The attacker uses these credentials to access a file share on another system one owned by IT operations. That system contains a configuration file with hardcoded service account credentials. These credentials, while intended only for application integration, turn out to have overly broad permissions due to a misconfigured group policy. By pivoting to this account, the attacker can access a management interface for backup software, which in turn has a plugin with domain administrative access for restoration purposes.


At this point, the attacker has a foothold into Tier Zero. They deploy a golden ticket attack using Kerberos, granting themselves near-infinite access while blending into legitimate traffic. Security controls are tampered with or disabled. Logs are deleted or modified. Backdoors are established to maintain access long after detection.


It’s a chilling scenario, but it mirrors what has occurred in countless organisations over the last decade. The problem lies not just in one weak control or overlooked asset, but in the combination of trust, access, and complexity that creates exploitable pathways. Attackers don’t need zero-days or elite-level skill. They just need time, patience, and a map of your identity infrastructure.

Preventive Measures: Closing the Attack Paths

The good news is that while attack paths to Tier Zero exist in every environment, they can be identified and closed. Doing so requires a strategic and proactive approach that focuses on identity architecture, privilege hygiene, and continuous monitoring.

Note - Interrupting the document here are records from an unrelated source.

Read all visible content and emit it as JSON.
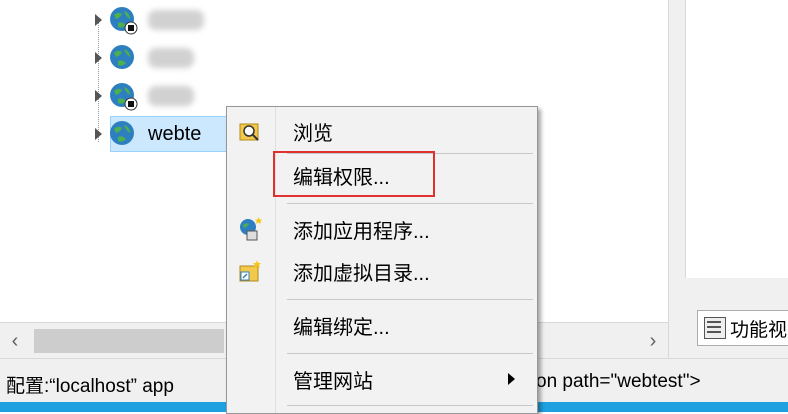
{
  "tree": {
    "selected_label": "webte"
  },
  "context_menu": {
    "items": [
      {
        "label": "浏览",
        "icon": "browse-folder-icon"
      },
      {
        "label": "编辑权限...",
        "icon": ""
      },
      {
        "label": "添加应用程序...",
        "icon": "add-application-icon"
      },
      {
        "label": "添加虚拟目录...",
        "icon": "add-virtual-directory-icon"
      },
      {
        "label": "编辑绑定...",
        "icon": ""
      },
      {
        "label": "管理网站",
        "icon": "",
        "has_submenu": true
      }
    ]
  },
  "right_pane": {
    "feature_tab_label": "功能视"
  },
  "status_bar": {
    "left_text": "配置:“localhost” app",
    "right_text": "on path=\"webtest\">"
  },
  "colors": {
    "highlight_border": "#e03030",
    "selection_bg": "#cce8ff",
    "taskbar_strip": "#1fa0e0"
  }
}
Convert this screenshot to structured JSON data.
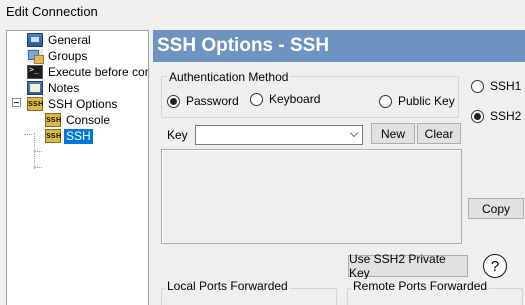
{
  "window": {
    "title": "Edit Connection"
  },
  "tree": {
    "items": [
      {
        "label": "General",
        "icon": "general-icon"
      },
      {
        "label": "Groups",
        "icon": "groups-icon"
      },
      {
        "label": "Execute before conn",
        "icon": "terminal-icon"
      },
      {
        "label": "Notes",
        "icon": "notes-icon"
      },
      {
        "label": "SSH Options",
        "icon": "ssh-icon"
      },
      {
        "label": "Console",
        "icon": "ssh-icon"
      },
      {
        "label": "SSH",
        "icon": "ssh-icon",
        "selected": true
      }
    ],
    "ssh_icon_text": "SSH"
  },
  "panel": {
    "header": "SSH Options - SSH",
    "auth": {
      "group_label": "Authentication Method",
      "options": [
        "Password",
        "Keyboard",
        "Public Key"
      ],
      "selected": "Password"
    },
    "protocol": {
      "options": [
        "SSH1",
        "SSH2"
      ],
      "selected": "SSH2"
    },
    "key": {
      "label": "Key",
      "value": "",
      "new_button": "New",
      "clear_button": "Clear"
    },
    "copy_button": "Copy",
    "use_key_button": "Use SSH2 Private Key",
    "help_glyph": "?",
    "local_ports_label": "Local Ports Forwarded",
    "remote_ports_label": "Remote Ports Forwarded"
  }
}
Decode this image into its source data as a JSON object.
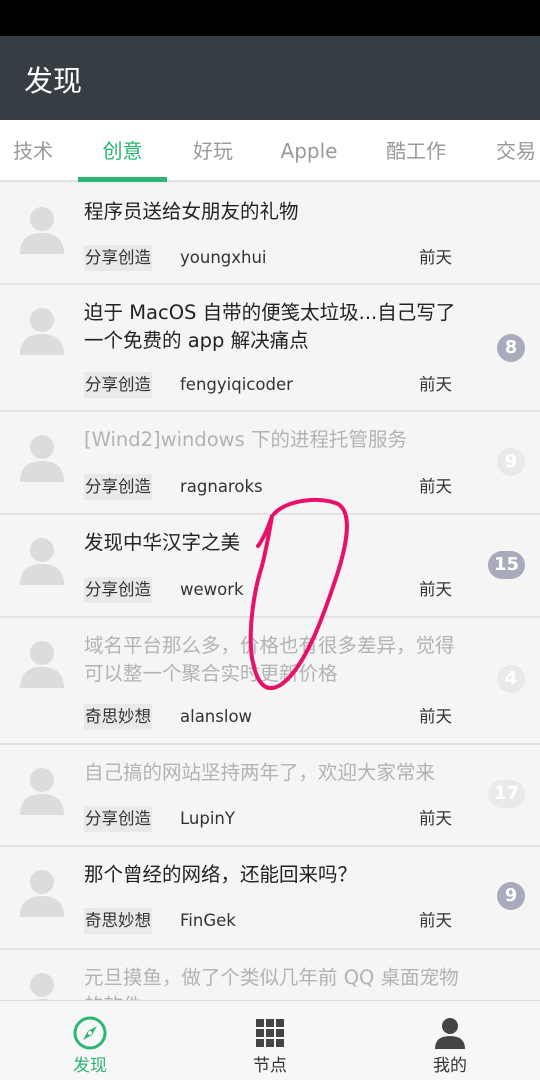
{
  "appbar": {
    "title": "发现"
  },
  "tabs": [
    {
      "label": "技术",
      "active": false
    },
    {
      "label": "创意",
      "active": true
    },
    {
      "label": "好玩",
      "active": false
    },
    {
      "label": "Apple",
      "active": false
    },
    {
      "label": "酷工作",
      "active": false
    },
    {
      "label": "交易",
      "active": false
    }
  ],
  "topics": [
    {
      "title": "程序员送给女朋友的礼物",
      "node": "分享创造",
      "author": "youngxhui",
      "time": "前天",
      "replies": "",
      "read": false
    },
    {
      "title": "迫于 MacOS 自带的便笺太垃圾...自己写了一个免费的 app 解决痛点",
      "node": "分享创造",
      "author": "fengyiqicoder",
      "time": "前天",
      "replies": "8",
      "read": false
    },
    {
      "title": "[Wind2]windows 下的进程托管服务",
      "node": "分享创造",
      "author": "ragnaroks",
      "time": "前天",
      "replies": "9",
      "read": true
    },
    {
      "title": "发现中华汉字之美",
      "node": "分享创造",
      "author": "wework",
      "time": "前天",
      "replies": "15",
      "read": false
    },
    {
      "title": "域名平台那么多，价格也有很多差异，觉得可以整一个聚合实时更新价格",
      "node": "奇思妙想",
      "author": "alanslow",
      "time": "前天",
      "replies": "4",
      "read": true
    },
    {
      "title": "自己搞的网站坚持两年了，欢迎大家常来",
      "node": "分享创造",
      "author": "LupinY",
      "time": "前天",
      "replies": "17",
      "read": true
    },
    {
      "title": "那个曾经的网络，还能回来吗？",
      "node": "奇思妙想",
      "author": "FinGek",
      "time": "前天",
      "replies": "9",
      "read": false
    },
    {
      "title": "元旦摸鱼，做了个类似几年前 QQ 桌面宠物的软件",
      "node": "",
      "author": "",
      "time": "",
      "replies": "",
      "read": true
    }
  ],
  "bottom_nav": [
    {
      "label": "发现",
      "icon": "compass-icon",
      "active": true
    },
    {
      "label": "节点",
      "icon": "grid-icon",
      "active": false
    },
    {
      "label": "我的",
      "icon": "person-icon",
      "active": false
    }
  ],
  "colors": {
    "accent": "#2bb673",
    "appbar": "#363d43",
    "badge": "#a9abbc",
    "annotation": "#e8106a"
  }
}
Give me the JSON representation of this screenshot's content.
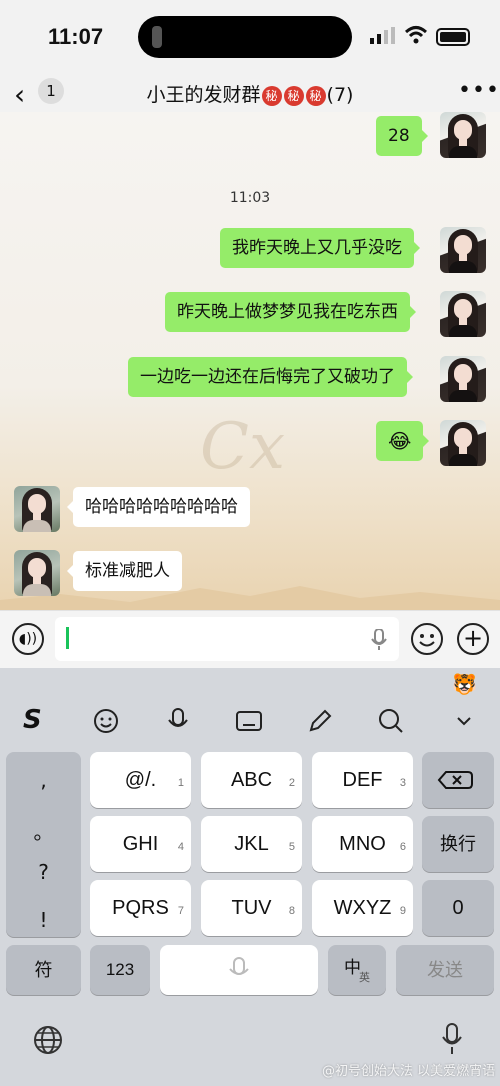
{
  "status": {
    "time": "11:07"
  },
  "nav": {
    "unread_count": "1",
    "group_name": "小王的发财群",
    "secret_badge": "秘",
    "member_count": "(7)"
  },
  "chat": {
    "sent_28": "28",
    "timestamp": "11:03",
    "msg_1": "我昨天晚上又几乎没吃",
    "msg_2": "昨天晚上做梦梦见我在吃东西",
    "msg_3": "一边吃一边还在后悔完了又破功了",
    "msg_4_emoji": "😂",
    "reply_1": "哈哈哈哈哈哈哈哈哈",
    "reply_2": "标准减肥人",
    "wallpaper_mark": "Cx"
  },
  "keyboard": {
    "punct": [
      ",",
      "。",
      "?",
      "!"
    ],
    "row1": [
      {
        "label": "@/.",
        "num": "1"
      },
      {
        "label": "ABC",
        "num": "2"
      },
      {
        "label": "DEF",
        "num": "3"
      }
    ],
    "row2": [
      {
        "label": "GHI",
        "num": "4"
      },
      {
        "label": "JKL",
        "num": "5"
      },
      {
        "label": "MNO",
        "num": "6"
      }
    ],
    "row3": [
      {
        "label": "PQRS",
        "num": "7"
      },
      {
        "label": "TUV",
        "num": "8"
      },
      {
        "label": "WXYZ",
        "num": "9"
      }
    ],
    "newline": "换行",
    "zero": "0",
    "symbols": "符",
    "num_mode": "123",
    "lang_main": "中",
    "lang_sub": "英",
    "send": "发送"
  },
  "credit": "@初号创始大法 以美爱燃宵语",
  "colors": {
    "bubble_me": "#95ec69",
    "bubble_them": "#ffffff",
    "caret": "#19c35a"
  }
}
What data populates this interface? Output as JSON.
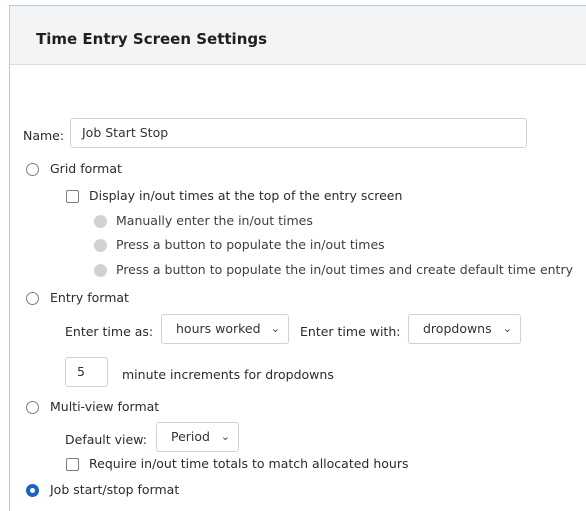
{
  "title": "Time Entry Screen Settings",
  "name_field": {
    "label": "Name:",
    "value": "Job Start Stop"
  },
  "grid_format": {
    "label": "Grid format",
    "display_inout_label": "Display in/out times at the top of the entry screen",
    "sub_options": [
      "Manually enter the in/out times",
      "Press a button to populate the in/out times",
      "Press a button to populate the in/out times and create default time entry"
    ]
  },
  "entry_format": {
    "label": "Entry format",
    "enter_time_as_label": "Enter time as:",
    "enter_time_as_value": "hours worked",
    "enter_time_with_label": "Enter time with:",
    "enter_time_with_value": "dropdowns",
    "increment_value": "5",
    "increment_label": "minute increments for dropdowns"
  },
  "multiview_format": {
    "label": "Multi-view format",
    "default_view_label": "Default view:",
    "default_view_value": "Period",
    "require_totals_label": "Require in/out time totals to match allocated hours"
  },
  "job_format": {
    "label": "Job start/stop format",
    "selected": true
  },
  "icons": {
    "chevron": "chevron-down-icon"
  },
  "colors": {
    "accent": "#1b62c4",
    "header_bg": "#f3f4f6",
    "disabled": "#cfd1d4"
  }
}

Security teams must begin with visibility. You cannot defend what you cannot see. This means mapping out every privileged account, service account, system, and identity-related asset in your environment. It includes understanding how permissions flow between systems and which accounts have transitive trust or access that may not be obvious. Tools that visualise privilege relationships especially those that offer graph-based analysis are invaluable here.


Once visibility is established, the next step is reduction. Excessive privilege is the root of most attack paths. Accounts should be granted the minimum access necessary to perform their functions, and administrative access should be segmented by role and system. Just-in-time access, where elevated privileges are granted only when needed and automatically revoked afterwards, helps significantly reduce the attack surface.

Organisations must also harden Tier Zero assets themselves. This includes isolating domain controllers and similar infrastructure from the rest of the network using secure administrative workstations and jump servers. It means applying strict monitoring, alerting, and logging on all privileged operations. It involves using multi-factor authentication, where possible, for administrative tasks even those performed inside the perimeter.


Another key preventive measure is the regular auditing and rotation of credentials. Service accounts, in particular, are frequently overlooked. They often use static passwords that haven’t changed in years and are embedded in scripts or applications with broad access. These must be catalogued, rotated regularly, and, where possible, eliminated in favour of token-based or managed identity systems.


Of course, technology alone isn’t enough. Policies, training, and organisational culture matter as well. Security teams need support from leadership to implement identity governance programmes, enforce controls, and perform red team or purple team exercises to simulate real-world attacks. The goal is to make Tier Zero not just difficult to reach, but resilient against compromise even if attackers are already inside the environment.